È quindi vano parlare di consolidamento dell’export, di conquista dei mercati in via di sviluppo, di intercettare le potenzialità di crescita che si apriranno nei prossimi anni lungo la nuova Via della Seta, se le nostre imprese rimarranno tributarie di collegamenti solo indiretti, e quindi inevitabilmente più costosi, rispetto ai loro concorrenti europei.

IN AUTONOMIA?

Ad Alitalia, e ancor più all’Italia, occorre tornare ad avere la capacità di decidere in autonomia. La perdita, e peggio ancora la condivisione della direzione strategica di una grande impresa, è un danno sistemico: non solo in termini di subalternità rispetto ad altri interessi, ma di competenze professionali dirette ed indirette. Si va dalle consulenze legali a quelle tecniche, commerciali, di analisi economica. È ovvio che le competenze in campo di intelligenza artificiale risulteranno sempre più importanti per l’analisi attraverso i flussi di traffico proprio ed altrui, e soprattutto delle loro dinamiche, dei fenomeni sottostanti.
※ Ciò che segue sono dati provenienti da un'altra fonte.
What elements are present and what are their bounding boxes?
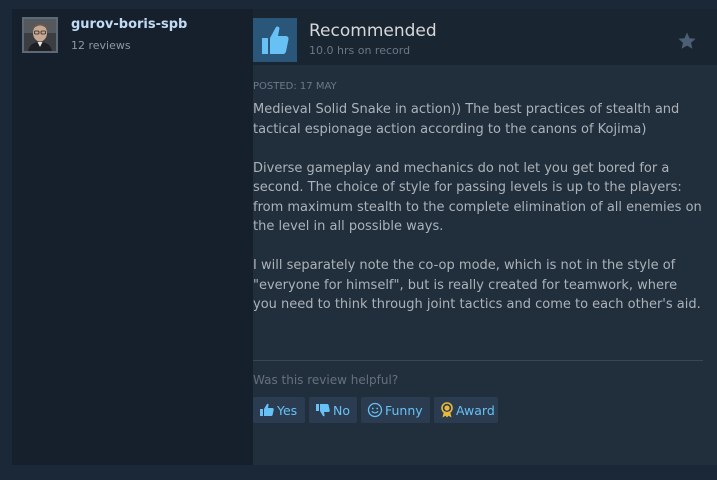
hours-on-record: 10.0 hrs on record <box>309 44 411 57</box>
thumbs-down-icon <box>315 403 331 417</box>
review-paragraph: I will separately note the co-op mode, w… <box>253 258 701 312</box>
author-reviews-count[interactable]: 12 reviews <box>71 39 131 52</box>
smiley-icon <box>367 402 383 418</box>
review-verdict: Recommended <box>309 21 437 41</box>
vote-header[interactable]: Recommended 10.0 hrs on record <box>253 9 717 65</box>
helpful-question: Was this review helpful? <box>253 373 399 387</box>
yes-label: Yes <box>277 402 298 418</box>
review-card: gurov-boris-spb 12 reviews Recommended 1… <box>12 9 717 465</box>
divider <box>253 360 703 361</box>
helpful-actions: Yes No Funny Award <box>253 397 498 423</box>
avatar[interactable] <box>22 17 58 53</box>
award-label: Award <box>456 402 495 418</box>
funny-button[interactable]: Funny <box>361 397 430 423</box>
funny-label: Funny <box>385 402 423 418</box>
review-panel: Recommended 10.0 hrs on record POSTED: 1… <box>253 9 717 465</box>
thumbs-up-icon <box>259 403 275 417</box>
thumbs-up-icon <box>253 18 297 62</box>
no-label: No <box>333 402 350 418</box>
author-name[interactable]: gurov-boris-spb <box>71 17 187 32</box>
author-panel: gurov-boris-spb 12 reviews <box>12 9 242 465</box>
review-text: Medieval Solid Snake in action)) The bes… <box>253 100 703 334</box>
star-icon[interactable] <box>677 31 697 51</box>
review-paragraph: Diverse gameplay and mechanics do not le… <box>253 160 702 235</box>
award-button[interactable]: Award <box>434 397 498 423</box>
posted-date: POSTED: 17 MAY <box>253 81 337 92</box>
no-button[interactable]: No <box>309 397 357 423</box>
yes-button[interactable]: Yes <box>253 397 305 423</box>
award-ribbon-icon <box>440 402 454 418</box>
review-paragraph: Medieval Solid Snake in action)) The bes… <box>253 102 680 137</box>
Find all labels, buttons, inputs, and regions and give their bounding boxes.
IL RUOLO DELLE GRANDI AZIENDE

Lo abbiamo visto in altri campi, da quello automobilistico alle tlc, dall’elettronica alla finanza: la perdita di una grande azienda nazionale a favore di aggregazioni con l’estero rappresenta un impoverimento immediato. Tutto si decide a Detroit, a Hong Kong, a Los Angeles, a Londra: «Sentiamo loro che dicono».

I PERICOLI DA EVITARE

Il pericolo non è dunque solo quello di diventare una colonia anche nel trasporto aereo, considerato l’enorme quota di mercato interno già detenuta dai vettori stranieri low cost, ma di essere periferia rispetto a un processo economico che ha dinamiche di crescita molto accelerate anche durante i periodi di crisi: fra il 2007 e il 2017, il trasporto aereo in Italia è salito del 21,8%.

I volumi del traffico internazionale aereo raddoppieranno nei prossimi 20 anni, con un rinnovo completo delle flotte aeree. Ci sono problemi enormi da risolvere in termini ingegneristici per la riduzione dei consumi di carburante e di inquinamento: è questo a cui dobbiamo guardare. Lo spazio di mercato c’è: fare fallire Alitalia, o anche cederla, sarebbe davvero un delitto. E non sarebbe l’ultimo, purtroppo.